How is this possible?

[ben-pr-p]

Hey team!

Blown away by this example from the docs:

import { is } from '@deepkit/type';

const user = await fetch('/user/1');
if (is<User>(user)) {
    user.username; //user object has been validated and its safe to assume its 'User'
}

is<number>(variable); //primitive types work, too

I took a look through the source of is, and I understand that this is accomplished by generating a serializer on the fly using new Function in @deepkit/core, but I still can't draw the link between how the type parameter passed to createTypeGuardFunction changes what function gets constructed.

I'd love a little addition to the docs there (happy to make that PR myself) - obviously your approach has great developer ergonomics and outstanding performance, and I think understanding that last bit of magic would help me better understand how I could extend it for my applications!

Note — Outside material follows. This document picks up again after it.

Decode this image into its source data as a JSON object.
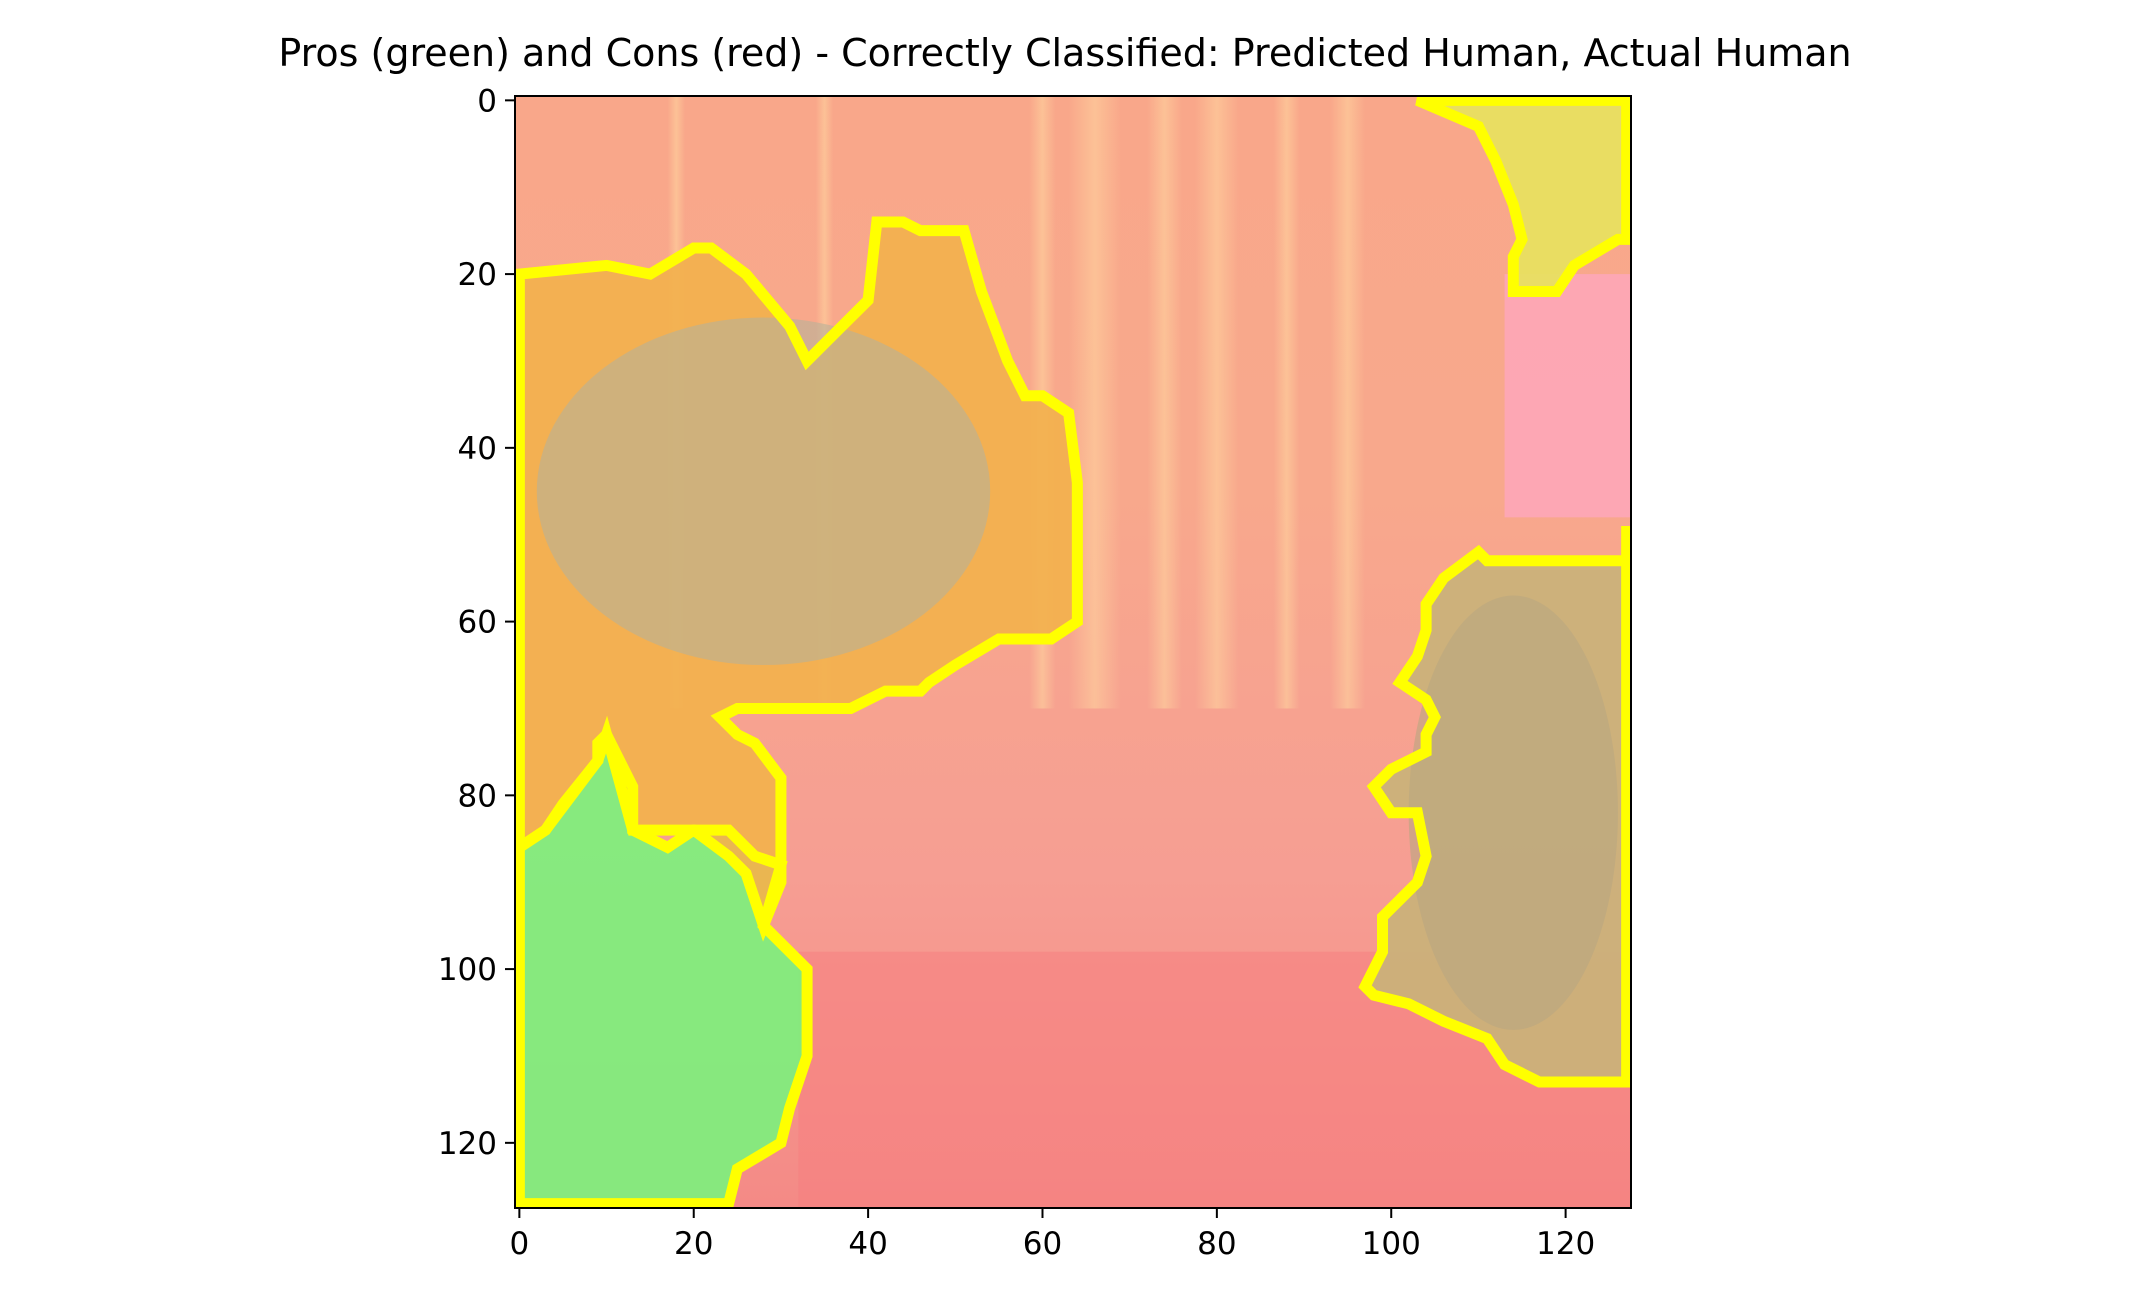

Great work though, super excited to see this mature!

[marcj]

hey ben, yeah it's a bit complicated at the beginning. Let me break it down for you:

1. When you execute is<User> the bytecode of User is passed to the is function. The function is passes that data to getValidatorFunction.
2. getValidatorFunction receives the bytecode again and constructs a full type object from that bytecode using a virtual machine. The resulting type object now contains the type kind (class in this case) with all property information.
3. getValidatorFunction requests a cache container for this class type object and creates a new type guard function for exactly this type if not already done.
4. createTypeGuardFunction builds a specialised function via new Function under the hood for the given type and returns that function. It uses the registered type guard templates of the passed serializer (which is per default the json/js serializer, which knows exactly how to type check all js types) and builds a function that checks the type of a passed data structure.
5. The newly created function is cached and returned and directly executed in is.

Hope this helps. Feel free to join discord and ask what is still unclear, would love to help.

[ben-pr-p]

Everything makes sense except for the first step:

When you execute is the bytecode of User is passed to the is function. The function is passes that data to getValidatorFunction.

When I look at the definition here:

export function is<T>(data: any, serializerToUse: Serializer = serializer, errors: ValidationErrorItem[] = [], receiveType?: ReceiveType<T>): data is T {
    //`errors` is passed to `is` to trigger type validations as well
    return getValidatorFunction(serializerToUse, receiveType)(data, { errors }) as boolean;
}

I don't see any way that the bytecode of T is available.

I'm guessing that the magic is in this receiveType business:

export function getValidatorFunction<T>(serializerToUse: Serializer = serializer, receiveType?: ReceiveType<T>): Guard<T> {
    if (!receiveType) throw new NoTypeReceived();
    const type = resolveReceiveType(receiveType);
    const jit = getTypeJitContainer(type);
    if (jit.__is) {
        return jit.__is;
    }
    const fn = createTypeGuardFunction(type, undefined, serializerToUse) || (() => undefined);
    jit.__is = fn;
    return fn as Guard<T>;
}

and maybe buried in the reflection library, but I'm still struggling to comprehend how we cross the types -> runtime values chasm. When I call is, I'm still not passing a third parameter, and the provision of T can't force an actual third parameter value to appear at runtime, and so it's undefined, and so throw new NoTypeReceived() should always be thrown.

Am I reading that wrong?

[marcj]

Oh I see. That's the job of the type compiler. You see in the generated JS code how the function call is modified to include the type. In the upcoming book/new docs is more explained about that: http://deepkit-book.herokuapp.com/deepkit-book-english.html#_typeninformation_empfangen It's not finished yet, but might already be useful to understand that better.

[ben-pr-p]

Gotcha, I understand - that makes sense that this wouldn't be possible without extensions to typescript itself!

I'll play around with some toy compilations and look at the generated code, with and without the proper tsconfig.json.

Thanks! Excited to see how I can use this approach in my project.